Now, as a Nutch plugin sample code, we shall see a Language Detection plugin with our LangDetect library.
In 3 extensions which Apache Nutch’s Language Identificaiton plugin has, we will replace a IndexingFilter extension only (see the previous post).

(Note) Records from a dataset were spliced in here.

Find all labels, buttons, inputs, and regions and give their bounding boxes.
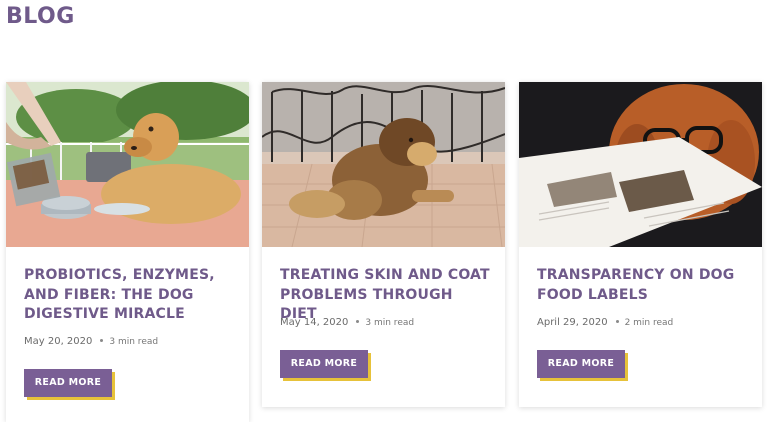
post-title[interactable]: PROBIOTICS, ENZYMES, AND FIBER: THE DOG … <box>24 266 234 325</box>
separator-dot-icon <box>615 319 619 323</box>
read-time: 3 min read <box>109 337 159 347</box>
post-date: May 20, 2020 <box>24 336 93 347</box>
post-image[interactable] <box>519 82 762 247</box>
page-title: BLOG <box>6 4 75 29</box>
read-more-button[interactable]: READ MORE <box>280 350 368 378</box>
blog-card: PROBIOTICS, ENZYMES, AND FIBER: THE DOG … <box>6 82 249 422</box>
blog-card: TRANSPARENCY ON DOG FOOD LABELS April 29… <box>519 82 762 407</box>
post-date: May 14, 2020 <box>280 317 349 328</box>
read-more-button[interactable]: READ MORE <box>24 369 112 397</box>
separator-dot-icon <box>100 338 104 342</box>
post-image[interactable] <box>262 82 505 247</box>
read-more-button[interactable]: READ MORE <box>537 350 625 378</box>
blog-card: TREATING SKIN AND COAT PROBLEMS THROUGH … <box>262 82 505 407</box>
post-title[interactable]: TRANSPARENCY ON DOG FOOD LABELS <box>537 266 747 305</box>
post-meta: May 14, 2020 3 min read <box>280 317 414 328</box>
golden-retriever-food-bowl-photo <box>6 82 249 247</box>
post-image[interactable] <box>6 82 249 247</box>
dog-with-glasses-reading-photo <box>519 82 762 247</box>
dog-scratching-photo <box>262 82 505 247</box>
post-date: April 29, 2020 <box>537 317 608 328</box>
read-time: 3 min read <box>365 318 415 328</box>
post-meta: May 20, 2020 3 min read <box>24 336 158 347</box>
separator-dot-icon <box>356 319 360 323</box>
read-time: 2 min read <box>624 318 674 328</box>
post-title[interactable]: TREATING SKIN AND COAT PROBLEMS THROUGH … <box>280 266 490 325</box>
post-meta: April 29, 2020 2 min read <box>537 317 673 328</box>
blog-page: BLOG PROBIOTICS, ENZYMES, AND FIBER: THE… <box>0 0 768 422</box>
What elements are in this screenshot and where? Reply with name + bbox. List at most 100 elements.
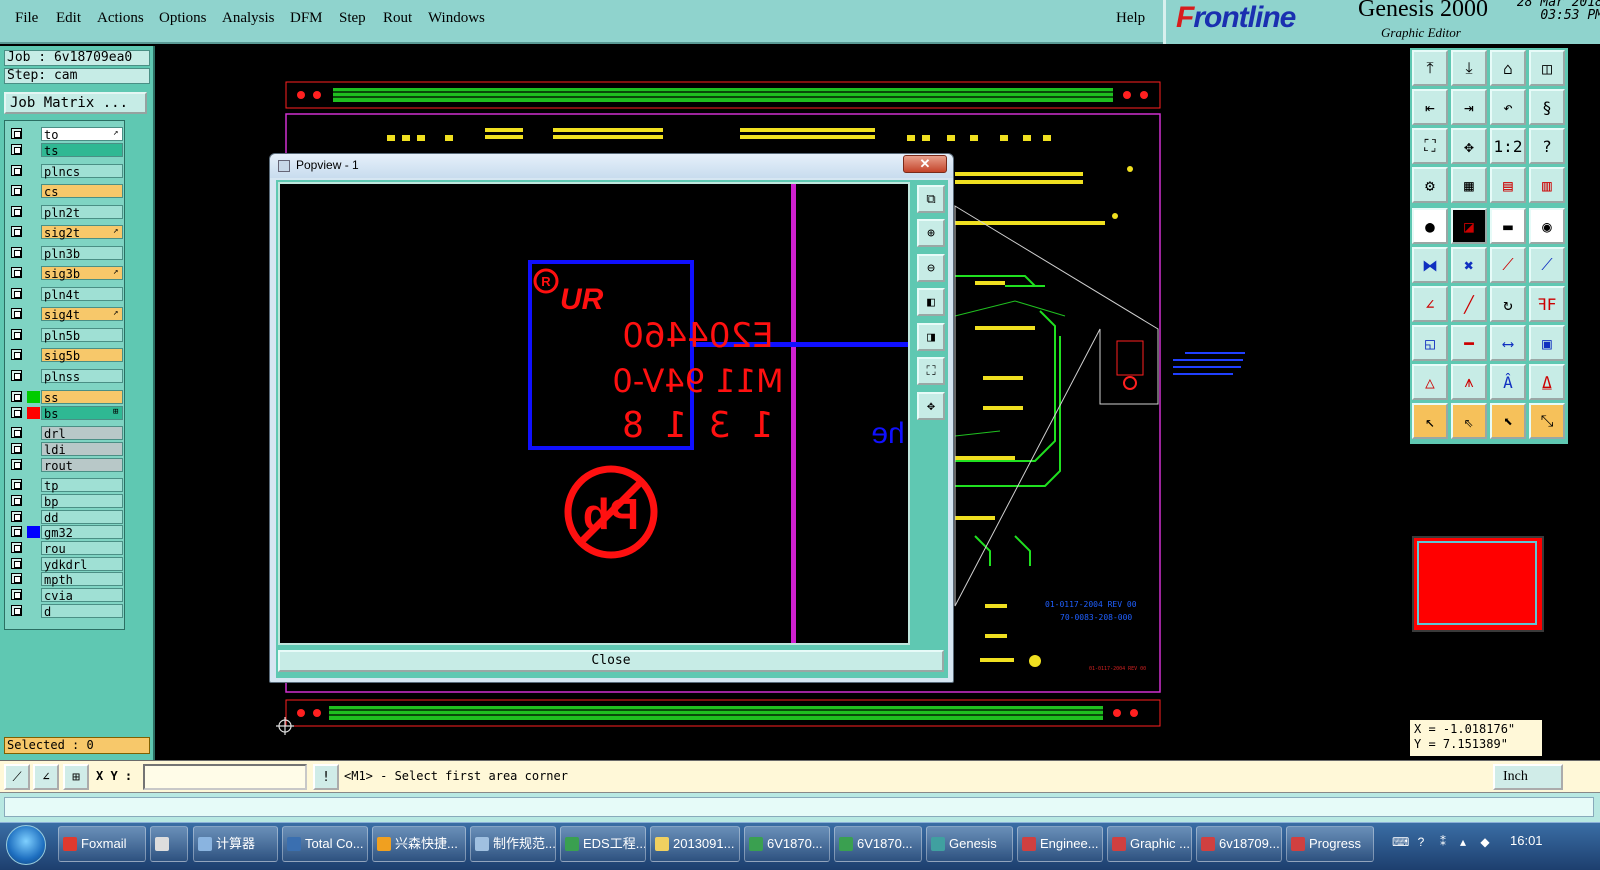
layer-name[interactable]: sig5b [41, 348, 123, 363]
layer-checkbox[interactable] [11, 605, 22, 616]
layer-checkbox[interactable] [11, 165, 22, 176]
layer-row[interactable]: sig3b ↗ [7, 266, 125, 281]
layer-name[interactable]: pln4t [41, 287, 123, 302]
start-button[interactable] [6, 825, 46, 865]
unit-selector[interactable]: Inch [1493, 764, 1563, 790]
width-icon[interactable]: ⟷ [1490, 325, 1526, 361]
layer-row[interactable]: d [7, 604, 125, 619]
triangle-arrow-icon[interactable]: Â [1490, 364, 1526, 400]
triangle-up-icon[interactable]: ⩚ [1451, 364, 1487, 400]
popview-viewport[interactable]: R UR E204460 M11 94V-0 1 3 1 8 Pb he [278, 182, 910, 645]
taskbar-item[interactable]: 6V1870... [834, 826, 922, 862]
help-tray-icon[interactable]: ? [1414, 835, 1428, 849]
taskbar-item[interactable] [150, 826, 188, 862]
settings-icon[interactable]: ⚙ [1412, 167, 1448, 203]
pointer-circle-icon[interactable]: ⬉ [1490, 403, 1526, 439]
layer-name[interactable]: plnss [41, 369, 123, 384]
layer-checkbox[interactable] [11, 495, 22, 506]
circle-icon[interactable]: ◉ [1529, 208, 1565, 244]
language-icon[interactable]: ⁑ [1436, 835, 1450, 849]
measure-icon[interactable]: ◪ [1451, 208, 1487, 244]
pan-right-icon[interactable]: ⇥ [1451, 89, 1487, 125]
line-point-icon[interactable]: ⟋ [1490, 247, 1526, 283]
layer-name[interactable]: d [41, 604, 123, 619]
layer-row[interactable]: ldi [7, 442, 125, 457]
layer-name[interactable]: to [41, 127, 123, 142]
overview-map[interactable] [1412, 536, 1544, 632]
layer-row[interactable]: rout [7, 458, 125, 473]
fit-screen-icon[interactable]: ⛶ [917, 357, 945, 385]
taskbar-item[interactable]: Enginee... [1017, 826, 1103, 862]
taskbar-item[interactable]: 6v18709... [1196, 826, 1282, 862]
layer-row[interactable]: drl [7, 426, 125, 441]
slope-icon[interactable]: ╱ [1451, 286, 1487, 322]
layer-checkbox[interactable] [11, 573, 22, 584]
layer-checkbox[interactable] [11, 128, 22, 139]
layer-name[interactable]: rou [41, 541, 123, 556]
layer-checkbox[interactable] [11, 144, 22, 155]
pan-left-icon[interactable]: ⇤ [1412, 89, 1448, 125]
layer-name[interactable]: drl [41, 426, 123, 441]
alert-icon[interactable]: ! [313, 764, 339, 790]
zoom-home-icon[interactable]: ⤒ [1412, 50, 1448, 86]
layer-row[interactable]: sig2t ↗ [7, 225, 125, 240]
overview-window[interactable] [1417, 541, 1537, 625]
fit-profile-icon[interactable]: ✥ [1451, 128, 1487, 164]
menu-help[interactable]: Help [1116, 10, 1145, 27]
job-matrix-button[interactable]: Job Matrix ... [4, 92, 147, 114]
pan-left-icon[interactable]: ◧ [917, 288, 945, 316]
layer-checkbox[interactable] [11, 558, 22, 569]
keyboard-icon[interactable]: ⌨ [1392, 835, 1409, 849]
taskbar-item[interactable]: Total Co... [282, 826, 368, 862]
taskbar-item[interactable]: 制作规范... [470, 826, 556, 862]
layer-checkbox[interactable] [11, 589, 22, 600]
layer-row[interactable]: ydkdrl [7, 557, 125, 572]
xy-input[interactable] [143, 764, 307, 790]
layer-name[interactable]: sig2t [41, 225, 123, 240]
layer-checkbox[interactable] [11, 288, 22, 299]
close-button[interactable]: Close [278, 650, 944, 672]
triangle-line-icon[interactable]: ⍙ [1529, 364, 1565, 400]
taskbar-item[interactable]: Genesis [926, 826, 1013, 862]
home-icon[interactable]: ⌂ [1490, 50, 1526, 86]
network-icon[interactable]: ◆ [1478, 835, 1492, 849]
select-mode-icon[interactable]: ⟋ [4, 764, 30, 790]
layer-name[interactable]: rout [41, 458, 123, 473]
layer-name[interactable]: cvia [41, 588, 123, 603]
layer-name[interactable]: ss [41, 390, 123, 405]
menu-edit[interactable]: Edit [56, 10, 81, 27]
taskbar-item[interactable]: EDS工程... [560, 826, 646, 862]
group-icon[interactable]: ▣ [1529, 325, 1565, 361]
distance-icon[interactable]: ━ [1451, 325, 1487, 361]
mirror-icon[interactable]: ꟻF [1529, 286, 1565, 322]
layer-checkbox[interactable] [11, 511, 22, 522]
pointer-box-icon[interactable]: ⇖ [1451, 403, 1487, 439]
layer-name[interactable]: pln3b [41, 246, 123, 261]
layer-name[interactable]: mpth [41, 572, 123, 587]
menu-file[interactable]: File [15, 10, 38, 27]
connect-icon[interactable]: ⧓ [1412, 247, 1448, 283]
layer-checkbox[interactable] [11, 185, 22, 196]
layer-checkbox[interactable] [11, 267, 22, 278]
layer-name[interactable]: bs [41, 406, 123, 421]
layer-select-icon[interactable]: ▥ [1529, 167, 1565, 203]
arc-icon[interactable]: ↻ [1490, 286, 1526, 322]
layer-checkbox[interactable] [11, 407, 22, 418]
menu-options[interactable]: Options [159, 10, 207, 27]
layer-checkbox[interactable] [11, 443, 22, 454]
layer-row[interactable]: mpth [7, 572, 125, 587]
grid-snap-icon[interactable]: ⊞ [63, 764, 89, 790]
split-view-icon[interactable]: ◫ [1529, 50, 1565, 86]
layer-name[interactable]: ldi [41, 442, 123, 457]
taskbar-item[interactable]: 计算器 [193, 826, 278, 862]
layer-row[interactable]: pln5b [7, 328, 125, 343]
pad-icon[interactable]: ● [1412, 208, 1448, 244]
ruler-icon[interactable]: ▬ [1490, 208, 1526, 244]
taskbar-item[interactable]: 2013091... [650, 826, 740, 862]
menu-rout[interactable]: Rout [383, 10, 412, 27]
layer-row[interactable]: rou [7, 541, 125, 556]
layer-name[interactable]: pln2t [41, 205, 123, 220]
layer-checkbox[interactable] [11, 370, 22, 381]
angle-mode-icon[interactable]: ∠ [33, 764, 59, 790]
scale-icon[interactable]: 1:2 [1490, 128, 1526, 164]
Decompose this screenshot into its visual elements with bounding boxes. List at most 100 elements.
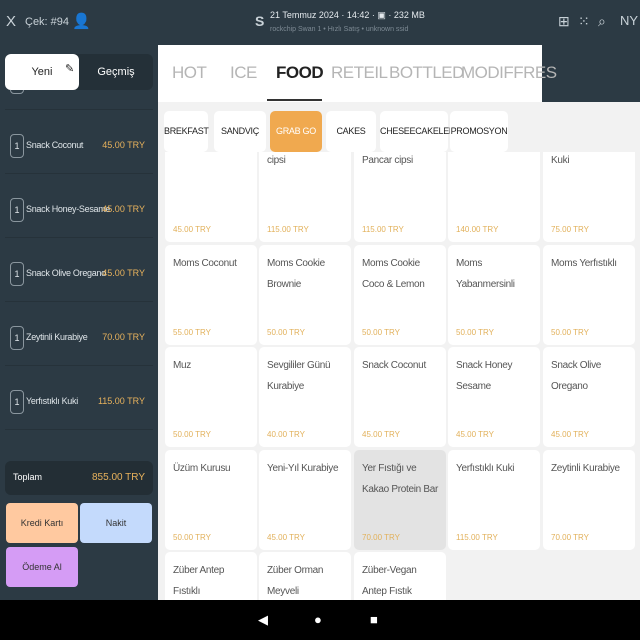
subtab-item[interactable]: BREKFAST (164, 111, 209, 152)
android-nav-bar: ◀ ● ■ (0, 600, 640, 640)
category-tabs: HOT ICE FOOD RETEIL BOTTLED MODIFFRES (158, 45, 557, 102)
product-name: Kurutulmuş Pancar cipsi (362, 155, 413, 166)
back-icon[interactable]: ◀ (258, 612, 268, 628)
quantity-badge[interactable]: 1 (10, 262, 24, 286)
product-card[interactable]: Meyve Salatası140.00 TRY (448, 152, 540, 242)
item-name: Yerfıstıklı Kuki (26, 396, 78, 406)
product-card[interactable]: Snack Coconut 45.00 TRY (354, 347, 446, 447)
item-name: Snack Coconut (26, 140, 84, 150)
product-name: Sevgililer Günü Kurabiye (267, 360, 331, 392)
cart-item[interactable]: 1 Snack Honey-Sesame 45.00 TRY (5, 182, 153, 238)
pay-button[interactable]: Ödeme Al (6, 547, 78, 587)
quantity-badge[interactable]: 1 (10, 134, 24, 158)
total-row: Toplam 855.00 TRY (5, 461, 153, 495)
check-number[interactable]: Çek: #94 (25, 16, 69, 28)
product-card[interactable]: Üzüm Kurusu 50.00 TRY (165, 449, 257, 550)
product-card[interactable]: Snack Honey Sesame 45.00 TRY (448, 347, 540, 447)
product-price: 70.00 TRY (551, 532, 589, 542)
tab-hot[interactable]: HOT (172, 63, 207, 83)
brand-logo-icon: S (255, 13, 265, 29)
product-price: 115.00 TRY (362, 225, 404, 234)
quantity-badge[interactable]: 1 (10, 198, 24, 222)
product-card[interactable]: Züber-Vegan Antep Fıstık Ezmeli (354, 552, 446, 600)
cash-button[interactable]: Nakit (80, 503, 152, 543)
product-card[interactable]: Moms Cookie Brownie 50.00 TRY (259, 244, 351, 345)
product-name: Snack Coconut (362, 360, 426, 371)
product-card[interactable]: Kurutulmuş Kale cipsi 115.00 TRY (259, 152, 351, 242)
product-name: Snack Honey Sesame (456, 360, 513, 392)
recent-apps-icon[interactable]: ■ (370, 612, 378, 627)
subtab-item[interactable]: SANDVIÇ (214, 111, 266, 152)
product-grid[interactable]: Kestane şekeri45.00 TRYKurutulmuş Kale c… (158, 152, 640, 600)
product-price: 115.00 TRY (456, 532, 498, 542)
cart-item[interactable]: 1 Snack Olive Oregano 45.00 TRY (5, 246, 153, 302)
tab-bottled[interactable]: BOTTLED (389, 63, 464, 83)
item-price: 45.00 TRY (102, 268, 145, 278)
cart-item[interactable]: 1 Snack Coconut 45.00 TRY (5, 118, 153, 174)
order-panel: Yeni ✎ Geçmiş 1Sevgililer Günü Kurabiye4… (0, 45, 156, 600)
product-name: Züber Antep Fıstıklı (173, 565, 225, 597)
product-name: Moms Cookie Coco & Lemon (362, 257, 425, 290)
pencil-icon[interactable]: ✎ (65, 62, 79, 82)
product-price: 55.00 TRY (173, 327, 211, 337)
cart-item[interactable]: 1 Zeytinli Kurabiye 70.00 TRY (5, 310, 153, 366)
search-icon[interactable]: ⌕ (598, 13, 606, 30)
product-card[interactable]: Züber Orman Meyveli (259, 552, 351, 600)
product-name: Snack Olive Oregano (551, 360, 602, 392)
product-price: 45.00 TRY (362, 430, 400, 439)
person-add-icon[interactable]: 👤 (72, 12, 91, 30)
product-card[interactable]: Moms Yerfıstıklı 50.00 TRY (543, 244, 635, 345)
product-card[interactable]: Züber Antep Fıstıklı (165, 552, 257, 600)
tab-reteil[interactable]: RETEIL (331, 63, 388, 83)
product-card[interactable]: Mini Red Velvet Kuki 75.00 TRY (543, 152, 635, 242)
cart-list[interactable]: 1Sevgililer Günü Kurabiye40.00 TRY1Snack… (5, 90, 153, 475)
product-price: 45.00 TRY (267, 532, 305, 542)
product-card[interactable]: Kurutulmuş Pancar cipsi 115.00 TRY (354, 152, 446, 242)
device-status: rockchip Swan 1 • Hızlı Satış • unknown … (270, 26, 409, 33)
quantity-badge[interactable]: 1 (10, 390, 24, 414)
item-price: 45.00 TRY (102, 204, 145, 214)
subtab-item[interactable]: CHESEECAKELER (380, 111, 455, 152)
cart-item[interactable]: 1 Yerfıstıklı Kuki 115.00 TRY (5, 374, 153, 430)
product-name: Yer Fıstığı ve Kakao Protein Bar (362, 462, 439, 495)
product-name: Moms Cookie Brownie (267, 257, 325, 290)
product-card[interactable]: Zeytinli Kurabiye 70.00 TRY (543, 449, 635, 550)
tab-ice[interactable]: ICE (230, 63, 257, 83)
quantity-badge[interactable]: 1 (10, 90, 24, 94)
add-order-icon[interactable]: ⊞ (558, 13, 570, 30)
tab-history[interactable]: Geçmiş (79, 54, 153, 90)
product-price: 45.00 TRY (551, 430, 589, 439)
close-icon[interactable]: X (6, 13, 16, 30)
tab-food[interactable]: FOOD (276, 63, 324, 83)
subtab-item[interactable]: PROMOSYON (450, 111, 508, 152)
product-price: 140.00 TRY (456, 225, 499, 234)
product-card[interactable]: Kestane şekeri45.00 TRY (165, 152, 257, 242)
grid-icon[interactable]: ⁙ (578, 13, 590, 30)
tab-modiffres[interactable]: MODIFFRES (461, 63, 557, 83)
product-card[interactable]: Yeni-Yıl Kurabiye 45.00 TRY (259, 449, 351, 550)
product-card[interactable]: Sevgililer Günü Kurabiye 40.00 TRY (259, 347, 351, 447)
product-card[interactable]: Moms Coconut 55.00 TRY (165, 244, 257, 345)
product-card[interactable]: Snack Olive Oregano 45.00 TRY (543, 347, 635, 447)
product-card[interactable]: Yerfıstıklı Kuki 115.00 TRY (448, 449, 540, 550)
subtab-item[interactable]: GRAB GO (270, 111, 322, 152)
credit-card-button[interactable]: Kredi Kartı (6, 503, 78, 543)
product-name: Moms Yerfıstıklı (551, 257, 617, 269)
subtab-item[interactable]: CAKES (326, 111, 376, 152)
product-price: 45.00 TRY (173, 225, 211, 234)
total-value: 855.00 TRY (91, 472, 145, 483)
quantity-badge[interactable]: 1 (10, 326, 24, 350)
cart-item[interactable]: 1Sevgililer Günü Kurabiye40.00 TRY (5, 90, 153, 110)
product-card[interactable]: Yer Fıstığı ve Kakao Protein Bar 70.00 TR… (354, 449, 446, 550)
total-label: Toplam (13, 472, 43, 482)
product-card[interactable]: Muz 50.00 TRY (165, 347, 257, 447)
product-name: Züber-Vegan Antep Fıstık Ezmeli (362, 565, 417, 597)
product-card[interactable]: Moms Yabanmersinli 50.00 TRY (448, 244, 540, 345)
item-name: Zeytinli Kurabiye (26, 332, 88, 342)
user-initials[interactable]: NY (620, 13, 638, 28)
item-price: 45.00 TRY (102, 140, 145, 150)
product-card[interactable]: Moms Cookie Coco & Lemon 50.00 TRY (354, 244, 446, 345)
product-price: 50.00 TRY (456, 327, 494, 337)
product-price: 40.00 TRY (267, 430, 305, 439)
home-icon[interactable]: ● (314, 612, 322, 627)
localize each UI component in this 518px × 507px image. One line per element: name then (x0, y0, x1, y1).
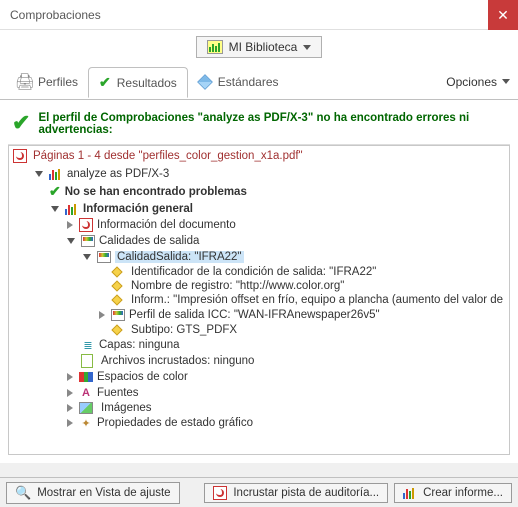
diamond-bullet-icon (111, 294, 122, 305)
tree-item-label[interactable]: Fuentes (97, 387, 139, 399)
check-large-icon: ✔ (12, 112, 30, 134)
icc-icon (111, 309, 125, 321)
expand-toggle[interactable] (99, 311, 105, 319)
tree-item-label[interactable]: Perfil de salida ICC: "WAN-IFRAnewspaper… (129, 309, 380, 321)
tabs: 🖨 Perfiles ✔ Resultados Estándares Opcio… (0, 64, 518, 100)
pdf-icon (213, 486, 227, 500)
magnifier-icon: 🔍 (15, 485, 31, 501)
pages-label: Páginas 1 - 4 desde "perfiles_color_gest… (33, 150, 303, 162)
button-label: Incrustar pista de auditoría... (233, 487, 379, 499)
output-icon (81, 235, 95, 247)
library-icon (207, 40, 223, 54)
content: ✔ El perfil de Comprobaciones "analyze a… (0, 100, 518, 463)
library-label: MI Biblioteca (229, 40, 298, 54)
embed-audit-button[interactable]: Incrustar pista de auditoría... (204, 483, 388, 503)
pages-header: Páginas 1 - 4 desde "perfiles_color_gest… (9, 146, 509, 166)
fonts-icon: A (79, 386, 93, 400)
library-row: MI Biblioteca (0, 30, 518, 64)
expand-toggle[interactable] (67, 389, 73, 397)
expand-toggle[interactable] (67, 404, 73, 412)
tree-item-label[interactable]: analyze as PDF/X-3 (67, 168, 169, 180)
create-report-button[interactable]: Crear informe... (394, 483, 512, 503)
expand-toggle[interactable] (67, 373, 73, 381)
tree-item-label: Identificador de la condición de salida:… (131, 266, 376, 278)
tree-item-label[interactable]: Calidades de salida (99, 235, 199, 247)
tab-label: Perfiles (38, 75, 78, 89)
library-dropdown[interactable]: MI Biblioteca (196, 36, 323, 58)
diamond-bullet-icon (111, 280, 122, 291)
button-label: Crear informe... (423, 487, 503, 499)
tab-profiles[interactable]: 🖨 Perfiles (8, 69, 88, 95)
profile-bars-icon (49, 168, 63, 180)
output-icon (97, 251, 111, 263)
tree-item-label: Inform.: "Impresión offset en frío, equi… (131, 294, 503, 306)
tree-item-label: Nombre de registro: "http://www.color.or… (131, 280, 344, 292)
diamond-bullet-icon (111, 266, 122, 277)
tree-item-label[interactable]: Información general (83, 203, 193, 215)
show-snap-view-button[interactable]: 🔍 Mostrar en Vista de ajuste (6, 482, 180, 504)
tree-item-label: No se han encontrado problemas (65, 186, 247, 198)
collapse-toggle[interactable] (67, 238, 75, 244)
pdf-icon (79, 218, 93, 232)
check-icon: ✔ (49, 183, 61, 200)
window-title: Comprobaciones (10, 8, 101, 22)
properties-icon: ✦ (79, 416, 93, 430)
tree-item-label[interactable]: Información del documento (97, 219, 236, 231)
summary-banner: ✔ El perfil de Comprobaciones "analyze a… (8, 108, 510, 145)
titlebar: Comprobaciones ✕ (0, 0, 518, 30)
diamond-icon (197, 74, 213, 90)
tree-view[interactable]: Páginas 1 - 4 desde "perfiles_color_gest… (8, 145, 510, 455)
collapse-toggle[interactable] (51, 206, 59, 212)
images-icon (79, 402, 93, 414)
button-label: Mostrar en Vista de ajuste (37, 487, 170, 499)
pdf-icon (13, 149, 27, 163)
expand-toggle[interactable] (67, 419, 73, 427)
tree-item-label[interactable]: Espacios de color (97, 371, 188, 383)
expand-toggle[interactable] (67, 221, 73, 229)
collapse-toggle[interactable] (35, 171, 43, 177)
layers-icon: ≣ (81, 338, 95, 352)
attachment-icon (81, 354, 93, 368)
tree-item-label: Subtipo: GTS_PDFX (131, 324, 237, 336)
colorspace-icon (79, 372, 93, 382)
tree-item-label[interactable]: CalidadSalida: "IFRA22" (115, 251, 244, 263)
tab-results[interactable]: ✔ Resultados (88, 67, 188, 98)
printer-icon: 🖨 (18, 75, 32, 89)
chevron-down-icon (502, 79, 510, 84)
bottom-toolbar: 🔍 Mostrar en Vista de ajuste Incrustar p… (0, 477, 518, 507)
info-icon (65, 203, 79, 215)
tree-item-label[interactable]: Propiedades de estado gráfico (97, 417, 253, 429)
chevron-down-icon (303, 45, 311, 50)
options-label: Opciones (446, 75, 497, 89)
diamond-bullet-icon (111, 324, 122, 335)
close-button[interactable]: ✕ (488, 0, 518, 30)
tab-label: Estándares (218, 75, 279, 89)
tree-item-label[interactable]: Imágenes (101, 402, 152, 414)
report-icon (403, 487, 417, 499)
tab-label: Resultados (117, 76, 177, 90)
tree-item-label: Capas: ninguna (99, 339, 180, 351)
collapse-toggle[interactable] (83, 254, 91, 260)
tab-standards[interactable]: Estándares (188, 69, 289, 95)
check-icon: ✔ (99, 74, 111, 91)
summary-text: El perfil de Comprobaciones "analyze as … (38, 112, 506, 136)
tree-item-label: Archivos incrustados: ninguno (101, 355, 254, 367)
options-menu[interactable]: Opciones (446, 75, 510, 89)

So find the way of using the rest 2 extensions without change.
plugin.xml Sample
The following plugin.xml is enable to replace IndexingFilter extension only.
<plugin
id="language-detector"
name="Language Detection Parser/Filter"
version="1.0.0"
provider-name="labs.cybozu.co.jp">
<runtime>
<library name="language-identifier.jar">
<export name="*"/>
</library>
<library name="langdetect-nutch.jar">
<export name="*"/>
</library> <!-- ADD -->
<library name="jsonic-1.2.0.jar" /> <!-- ADD -->
<library name="langdetect.jar" /> <!-- ADD -->
</runtime>
<requires>
<import plugin="nutch-extensionpoints"/>
</requires>
<extension id="org.apache.nutch.analysis.lang.LanguageParser"
name="Nutch language Parser"
point="org.apache.nutch.parse.HtmlParseFilter">
<implementation id="LanguageParser"
class="org.apache.nutch.analysis.lang.HTMLLanguageParser"/>
</extension>
<extension id="com.cybozu.labs.nutch.plugin.LanguageDetectionFilter"
name="language detection filter"
point="org.apache.nutch.indexer.IndexingFilter">
<implementation id="LanguageDetectionFilter"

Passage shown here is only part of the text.